Pay attention to detail, and use the basic financial controls installed by your CPA or practice management consultant. Examples of financial controls include requirements that receipts are issued for cash payments, employees who handle cash are bonded, deposits are prepared daily, a running balance of petty cash is kept and write-offs and adjustments are reviewed by the physician monthly.
Don’t set a bad example by “dipping into the till” yourself.

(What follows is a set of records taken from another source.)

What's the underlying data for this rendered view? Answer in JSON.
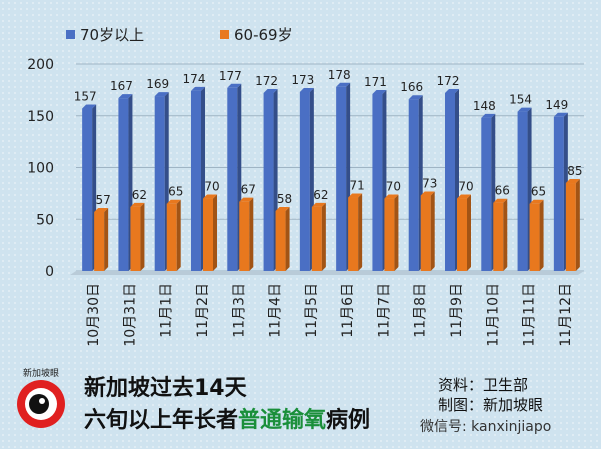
{
  "chart_data": {
    "type": "bar",
    "categories": [
      "10月30日",
      "10月31日",
      "11月1日",
      "11月2日",
      "11月3日",
      "11月4日",
      "11月5日",
      "11月6日",
      "11月7日",
      "11月8日",
      "11月9日",
      "11月10日",
      "11月11日",
      "11月12日"
    ],
    "series": [
      {
        "name": "70岁以上",
        "color": "#4a6fc4",
        "values": [
          157,
          167,
          169,
          174,
          177,
          172,
          173,
          178,
          171,
          166,
          172,
          148,
          154,
          149
        ]
      },
      {
        "name": "60-69岁",
        "color": "#e8781e",
        "values": [
          57,
          62,
          65,
          70,
          67,
          58,
          62,
          71,
          70,
          73,
          70,
          66,
          65,
          85
        ]
      }
    ],
    "yticks": [
      0,
      50,
      100,
      150,
      200
    ],
    "ylim": [
      0,
      200
    ],
    "legend_position": "top-left"
  },
  "footer": {
    "title_line1": "新加坡过去14天",
    "title_line2_prefix": "六旬以上年长者",
    "title_line2_highlight": "普通输氧",
    "title_line2_suffix": "病例",
    "source_label": "资料：",
    "source_value": "卫生部",
    "maker_label": "制图：",
    "maker_value": "新加坡眼",
    "wechat": "微信号: kanxinjiapo",
    "logo_text": "新加坡眼"
  }
}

Investigate suspected embezzlement discreetly, and involve law enforcement after your CPA or consultant verifies it. This is important since embezzlers sometimes become arsonists to cover their tracks when they suspect they are being investigated.
10. Unmanaged risk
Taking capitated contracts or discounted fee-for-service contracts with risk-withholds involves risk. Don’t take on risk if you can’t manage it or survive its failure. The margin of error is smaller and consequences greater than many physicians realize. For example, if you charge $100 for a visit, your plan pays $75 and your overhead is $65, then your profit is $10. Even just a 5-percent miscalculation ($5 in this case) can cost you half your profit.
Read and understand your managed care contracts before signing them.
Be an expert on carve-outs, formularies, pre-authorizations, admissions, specialist panels, co-pays, coding, noncovered services, cost reimbursements, etc. A good resource for this is The Managed Care Handbook (available for purchase at 800-MEDSHOP or pmiconline.site.yahoo.net/noname10.html).
Know your costs per contract, per month and per patient encounter, and know how they compare to others in family practice. A helpful tool for gathering this information is the “Managed care data tracking worksheet,” available from FPM (October 1997).
When measuring productivity, aim for at least the 65th percentile for the number of ambulatory encounters your practice provides compared to national family practice statistics.
Prevention, prevention, prevention
Prevention is the key to preserving the financial health of your practice. Regardless of whether your practice currently has any or all of the financial leaks described above, following these and other prevention tips can help to ensure that your practice brings in and retains the money it earns.
1. Joint Statistics: Medical and Dental Income and Expense Averages, 2002 Report Based on 2001 Data. National Association of Healthcare Consultants, The Society of Medical-Dental Management Consultants, Practice Asset Management LLC and SH Systems Inc; September 2002.
2. Physician Compensation and Production Survey: 2002 Report Based on 2001 Data. Englewood, Colo: Medical Group Management Association; 2002.